In the A.A. rooms I’ve attended, we often hear: “there is a God, and it ain’t you.” Several times in Scripture we see “the fear of the Lord is the beginning of wisdom.” I think this means the same thing. We need to know there is a God, and we need to know God is bigger than our understanding, bigger than our desires, bigger than anything we can imagine. This is humility.

Humility leads to faith — not a tepid, lukewarm spit out of my mouth faith, but a vibrant, robust faith that grows as we live our lives in God. This is a faith that God will see us through, will be with us no matter what happens, and we will always be in God’s hands. “Where have you seen God?” We ask this all the time in our Inspire gatherings, in the church I’m privileged to pastor, in fellowship band meetings. “Where have you seen God?” Can you not see him? Learn to open your eyes!
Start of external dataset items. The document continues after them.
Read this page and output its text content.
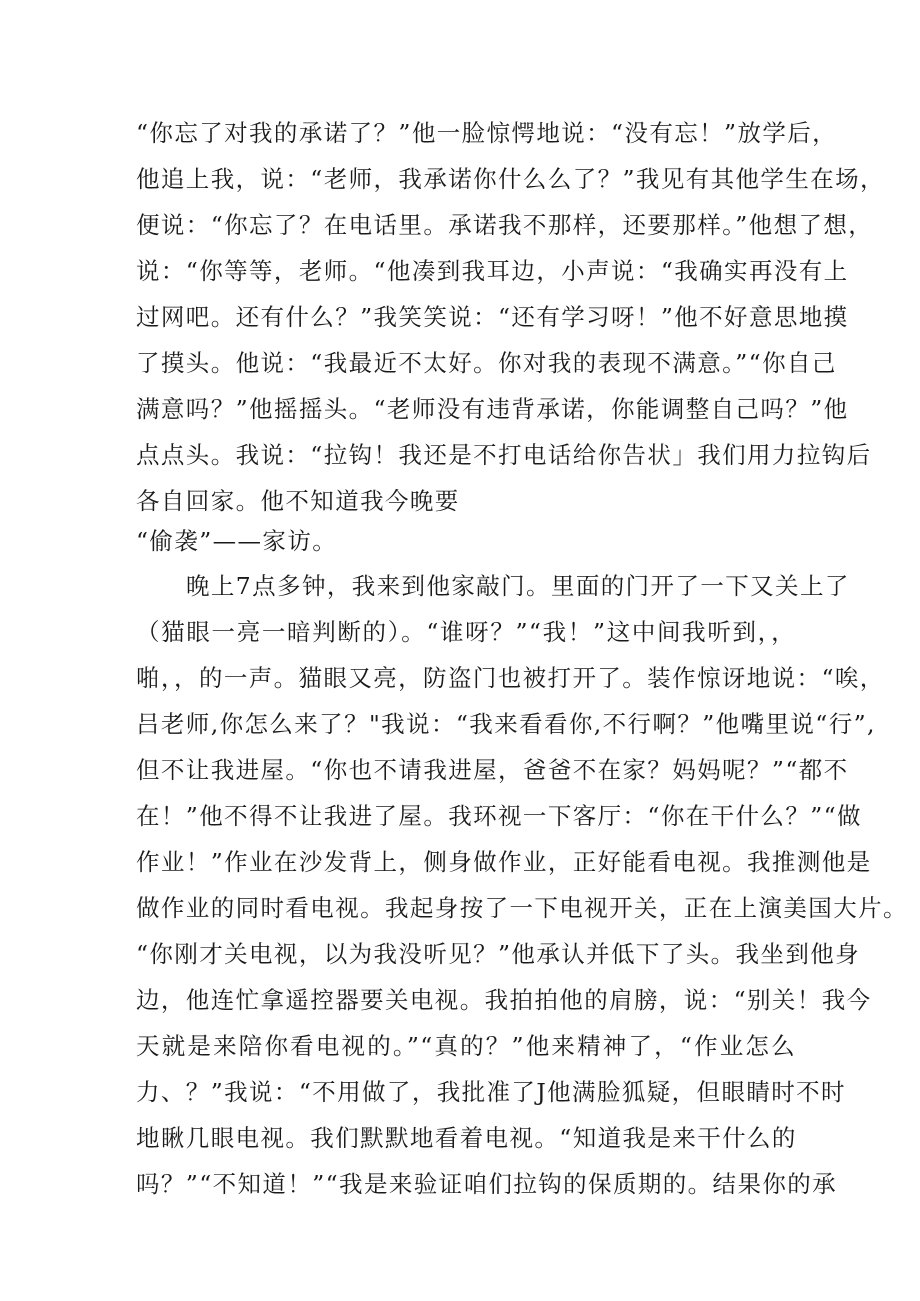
“你忘了对我的承诺了？”他一脸惊愕地说：“没有忘！”放学后，
他追上我，说：“老师，我承诺你什么么了？”我见有其他学生在场，
便说：“你忘了？在电话里。承诺我不那样，还要那样。”他想了想，
说：“你等等，老师。“他凑到我耳边，小声说：“我确实再没有上
过网吧。还有什么？”我笑笑说：“还有学习呀！”他不好意思地摸
了摸头。他说：“我最近不太好。你对我的表现不满意。”“你自己
满意吗？”他摇摇头。“老师没有违背承诺，你能调整自己吗？”他
点点头。我说：“拉钩！我还是不打电话给你告状」我们用力拉钩后
各自回家。他不知道我今晚要
“偷袭”——家访。
晚上7点多钟，我来到他家敲门。里面的门开了一下又关上了
（猫眼一亮一暗判断的）。“谁呀？”“我！”这中间我听到，，
啪，，的一声。猫眼又亮，防盗门也被打开了。装作惊讶地说：“唉，
吕老师,你怎么来了？"我说：“我来看看你,不行啊？”他嘴里说“行”,
但不让我进屋。“你也不请我进屋，爸爸不在家？妈妈呢？”“都不
在！”他不得不让我进了屋。我环视一下客厅：“你在干什么？”“做
作业！”作业在沙发背上，侧身做作业，正好能看电视。我推测他是
做作业的同时看电视。我起身按了一下电视开关，正在上演美国大片。
“你刚才关电视，以为我没听见？”他承认并低下了头。我坐到他身
边，他连忙拿遥控器要关电视。我拍拍他的肩膀，说：“别关！我今
天就是来陪你看电视的。”“真的？”他来精神了，“作业怎么
力、？”我说：“不用做了，我批准了J他满脸狐疑，但眼睛时不时
地瞅几眼电视。我们默默地看着电视。“知道我是来干什么的
吗？”“不知道！”“我是来验证咱们拉钩的保质期的。结果你的承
When we have learned to exercise our faith we develop a sense of hope, because we see that God has not let us down yet! I don’t mean that everything will turn out like I want it to, but that everything will turn out, and God is in the midst of it. The greater our humility, the more robust the faith, the more optimistic the hope…

The last of these attributes is charity, or love. With humility, faith, hope and charity we will develop gratitude, and gratitude can change everything. Forgiveness is possible with gratitude, and gratitude can be a key to the Gospel — the power of salvation to all who believe, to the Jew first, and also to the Greek… (Romans 1:16).

While we were sinners, Christ died for us who are called, who feel the yearning toward God. Our defenses fall, our hearts are torn open, and we are ready to step into the life we are offered, with that intimate cut of our heart torn open like the heavens when Jesus came up from the waters of his baptism. (Mark 1:0)

Then maybe we can hear what happens next: And when he came up out of the water, immediately he saw the heavens being torn open and the Spirit descending on him like a dove. And a voice came from heaven, “You are my beloved Son; with you I am well pleased.”